Contract interpretation is subject to de novo review. Because insurance policies are considered contracts, interpretation of insurance policy language is also a matter of law, subject to de novo review.


Plaintiffs Severin and Stephanie Hegel held a homeowner's insurance policy issued by defendant The First Liberty Insurance Corporation ("First Liberty"). The policy insured against "Sinkhole Loss" as an exception to the policy's exclusion for damage caused by earth movement. Under the policy, sinkhole loss meant "structural damage to the building, including the foundation, caused by sinkhole activity." The policy, however, did not define the term "structural damage." While the policy was in effect, the Hegels noticed damage to their home, including progressive physical damage to the walls and floors. First Liberty denied their claim for a "sinkhole loss" on the ground that the damage to the home did not qualify as "structural damage," and the Hegels filed a breach of contract action against First Liberty in Florida state court. First Liberty later removed the action federal district court. The parties filed competing motions for summary judgment. The district court granted summary judgment for the Hegels, finding that "structural damage" meant any "damage to the structure." The Hegels were awarded $166,518.17 in damages. First Liberty appealed.


Did the district court err when it concluded that term "structural damage" in the insurance policy meant any "damage to the structure?"

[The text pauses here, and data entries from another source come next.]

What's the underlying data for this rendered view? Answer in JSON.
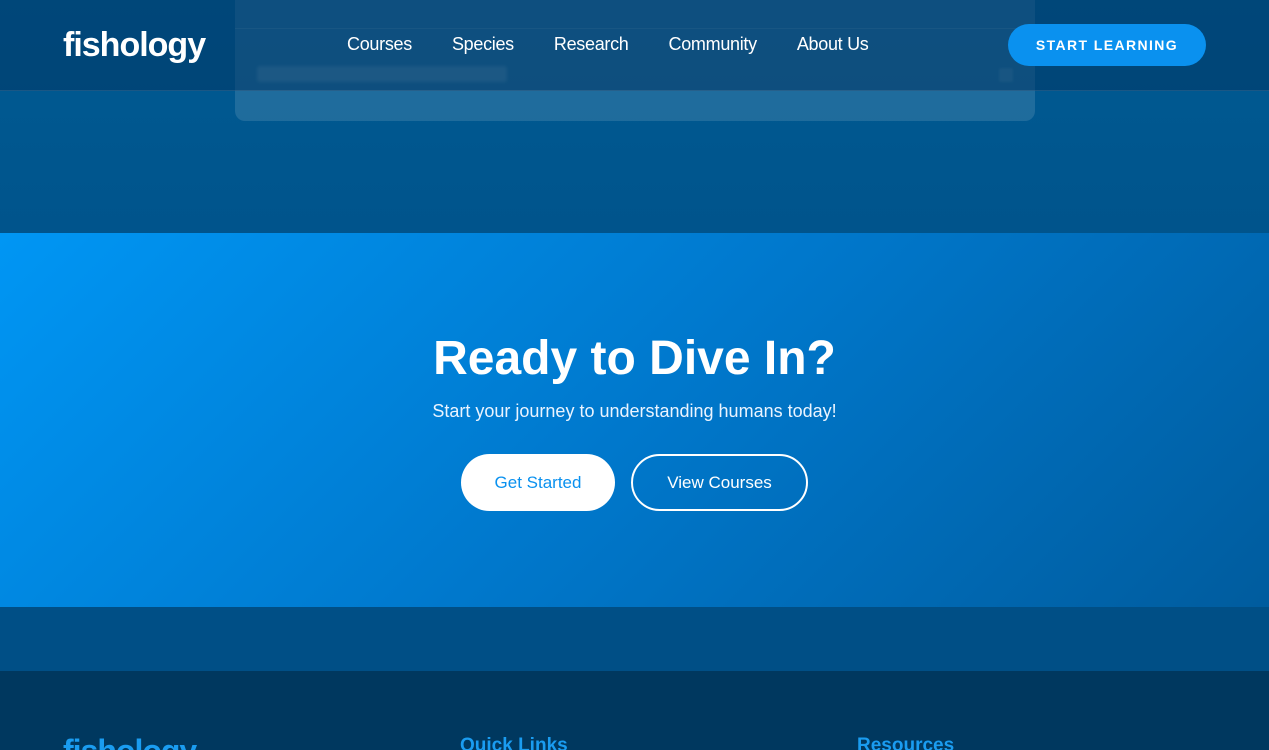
{
  "header": {
    "logo": "fishology",
    "nav": [
      "Courses",
      "Species",
      "Research",
      "Community",
      "About Us"
    ],
    "cta_label": "START LEARNING"
  },
  "cta": {
    "title": "Ready to Dive In?",
    "subtitle": "Start your journey to understanding humans today!",
    "primary_label": "Get Started",
    "secondary_label": "View Courses"
  },
  "footer": {
    "logo": "fishology",
    "headings": [
      "Quick Links",
      "Resources"
    ]
  },
  "colors": {
    "accent": "#0a91ef",
    "header_bg": "#003764",
    "cta_gradient_start": "#0096f4",
    "footer_bg": "#00385f"
  }
}
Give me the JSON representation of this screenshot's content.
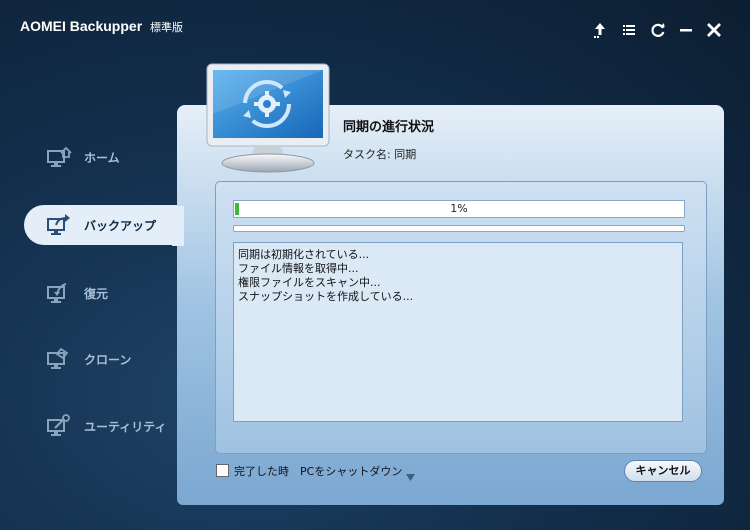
{
  "app": {
    "name": "AOMEI Backupper",
    "edition": "標準版"
  },
  "window_controls": {
    "icons": [
      "upgrade-icon",
      "menu-icon",
      "refresh-icon",
      "minimize-icon",
      "close-icon"
    ]
  },
  "sidebar": {
    "items": [
      {
        "label": "ホーム",
        "icon": "home-icon",
        "active": false
      },
      {
        "label": "バックアップ",
        "icon": "backup-icon",
        "active": true
      },
      {
        "label": "復元",
        "icon": "restore-icon",
        "active": false
      },
      {
        "label": "クローン",
        "icon": "clone-icon",
        "active": false
      },
      {
        "label": "ユーティリティ",
        "icon": "utilities-icon",
        "active": false
      }
    ]
  },
  "task": {
    "heading": "同期の進行状況",
    "name_line": "タスク名: 同期"
  },
  "progress": {
    "percent": 1,
    "text": "1%"
  },
  "log": {
    "lines": [
      "同期は初期化されている...",
      "ファイル情報を取得中...",
      "権限ファイルをスキャン中...",
      "スナップショットを作成している..."
    ]
  },
  "shutdown": {
    "checked": false,
    "label": "完了した時",
    "target": "PCをシャットダウン"
  },
  "buttons": {
    "cancel": "キャンセル"
  },
  "colors": {
    "accent": "#3cba3c",
    "background": "#143150",
    "panel": "#9fc3e2"
  }
}
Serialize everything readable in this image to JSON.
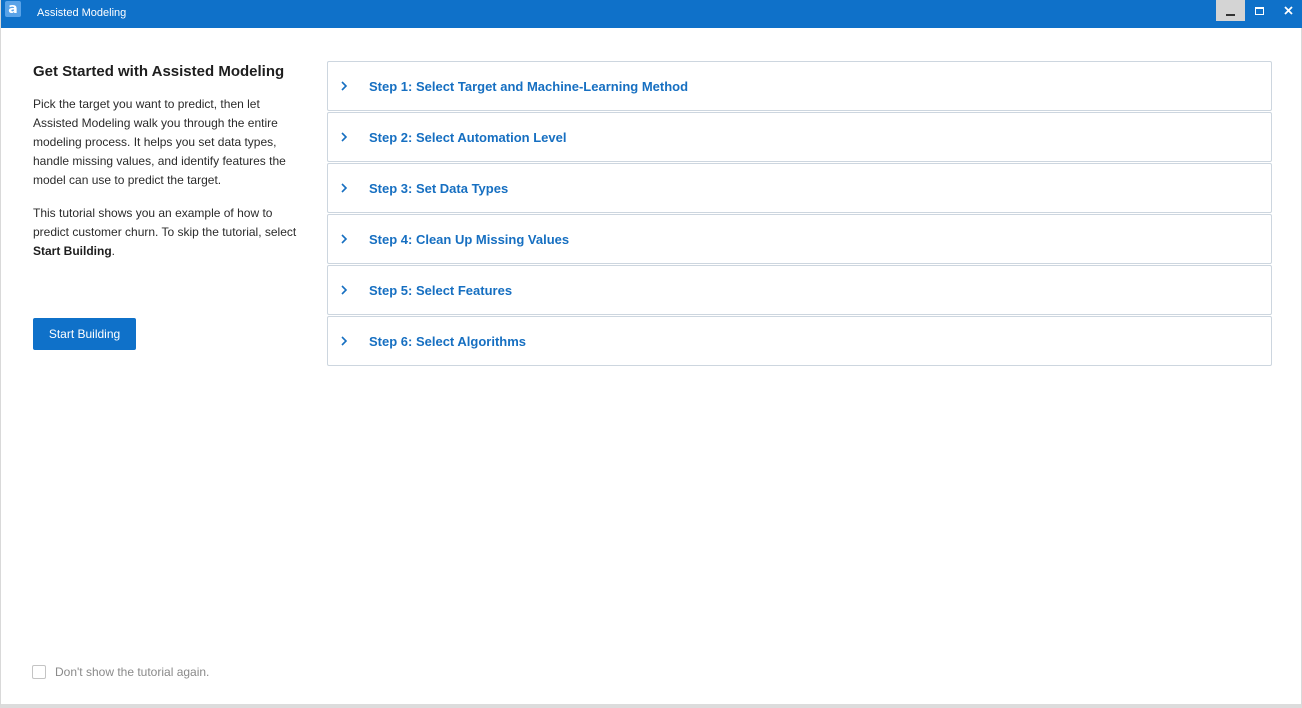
{
  "window": {
    "app_icon_glyph": "a",
    "title": "Assisted Modeling",
    "controls": [
      "minimize",
      "maximize",
      "close"
    ]
  },
  "intro": {
    "heading": "Get Started with Assisted Modeling",
    "paragraph1": "Pick the target you want to predict, then let Assisted Modeling walk you through the entire modeling process. It helps you set data types, handle missing values, and identify features the model can use to predict the target.",
    "paragraph2_prefix": "This tutorial shows you an example of how to predict customer churn. To skip the tutorial, select ",
    "paragraph2_bold": "Start Building",
    "paragraph2_suffix": ".",
    "start_button_label": "Start Building"
  },
  "steps": [
    {
      "label": "Step 1: Select Target and Machine-Learning Method"
    },
    {
      "label": "Step 2: Select Automation Level"
    },
    {
      "label": "Step 3: Set Data Types"
    },
    {
      "label": "Step 4: Clean Up Missing Values"
    },
    {
      "label": "Step 5: Select Features"
    },
    {
      "label": "Step 6: Select Algorithms"
    }
  ],
  "footer": {
    "checkbox_label": "Don't show the tutorial again.",
    "checked": false
  },
  "colors": {
    "titlebar": "#0f71c9",
    "accent": "#166fc1",
    "button": "#0f71c9"
  }
}
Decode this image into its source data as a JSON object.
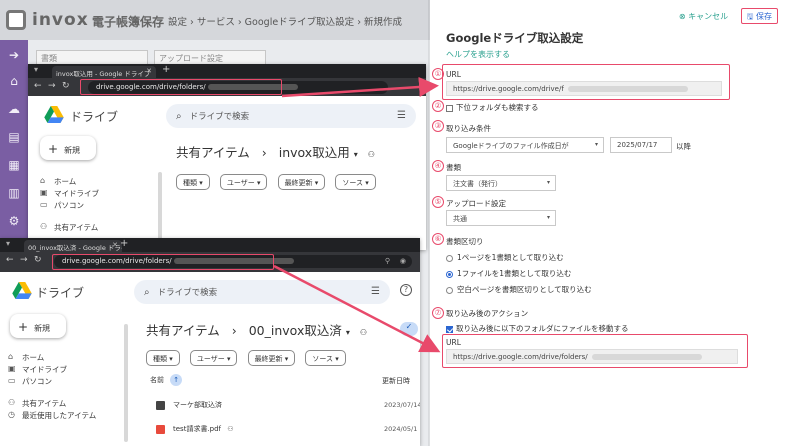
{
  "app": {
    "logo_text": "invox",
    "logo_sub": "電子帳簿保存",
    "breadcrumb": "設定 › サービス › Googleドライブ取込設定 › 新規作成",
    "select_doc": "書類",
    "select_upload": "アップロード設定"
  },
  "browser1": {
    "tab_title": "invox取込用 - Google ドライブ",
    "url": "drive.google.com/drive/folders/",
    "drive_title": "ドライブ",
    "search_placeholder": "ドライブで検索",
    "new_label": "新規",
    "nav": [
      "ホーム",
      "マイドライブ",
      "パソコン",
      "共有アイテム"
    ],
    "crumb_root": "共有アイテム",
    "crumb_sep": "›",
    "crumb_folder": "invox取込用",
    "chips": [
      "種類",
      "ユーザー",
      "最終更新",
      "ソース"
    ]
  },
  "browser2": {
    "tab_title": "00_invox取込済 - Google ドライブ",
    "url": "drive.google.com/drive/folders/",
    "drive_title": "ドライブ",
    "search_placeholder": "ドライブで検索",
    "new_label": "新規",
    "nav": [
      "ホーム",
      "マイドライブ",
      "パソコン",
      "共有アイテム",
      "最近使用したアイテム"
    ],
    "crumb_root": "共有アイテム",
    "crumb_sep": "›",
    "crumb_folder": "00_invox取込済",
    "chips": [
      "種類",
      "ユーザー",
      "最終更新",
      "ソース"
    ],
    "col_name": "名前",
    "col_updated": "更新日時",
    "files": [
      {
        "name": "マーケ部取込済",
        "date": "2023/07/14"
      },
      {
        "name": "test請求書.pdf",
        "date": "2024/05/1"
      }
    ]
  },
  "panel": {
    "cancel": "キャンセル",
    "save": "保存",
    "title": "Googleドライブ取込設定",
    "help": "ヘルプを表示する",
    "markers": [
      "①",
      "②",
      "③",
      "④",
      "⑤",
      "⑥",
      "⑦"
    ],
    "url_label": "URL",
    "url_value": "https://drive.google.com/drive/f",
    "subfolder_label": "下位フォルダも検索する",
    "condition_label": "取り込み条件",
    "condition_select": "Googleドライブのファイル作成日が",
    "condition_date": "2025/07/17",
    "condition_suffix": "以降",
    "doc_label": "書類",
    "doc_value": "注文書（発行）",
    "upload_label": "アップロード設定",
    "upload_value": "共通",
    "split_label": "書類区切り",
    "split_options": [
      "1ページを1書類として取り込む",
      "1ファイルを1書類として取り込む",
      "空白ページを書類区切りとして取り込む"
    ],
    "split_selected": 1,
    "action_label": "取り込み後のアクション",
    "move_label": "取り込み後に以下のフォルダにファイルを移動する",
    "move_url_label": "URL",
    "move_url_value": "https://drive.google.com/drive/folders/"
  },
  "colors": {
    "accent_teal": "#29a08e",
    "highlight_red": "#e84a6b",
    "sidebar_purple": "#7a5ea3",
    "link_blue": "#2b66d1"
  }
}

The appellate court reversed the district court's judgment and remanded the matter for further proceedings. The court agreed with First Liberty that the plain meaning of "structural damage" could not be simply any "damage to the structure" in the relevant context. Rather, the phrase meant damage that impaired the structural integrity of the building. Under the applicable 2005 version of Fla. Stat. § 627.706, "structural damage" was not defined, but the legislative history indicated that it was more restrictive than actual physical damage. The court declined to incorporate into the policy the relatively narrow definitions of "structural" set forth in the Florida Building Code and "structural damage" under the 2011 amendment to § 627.706.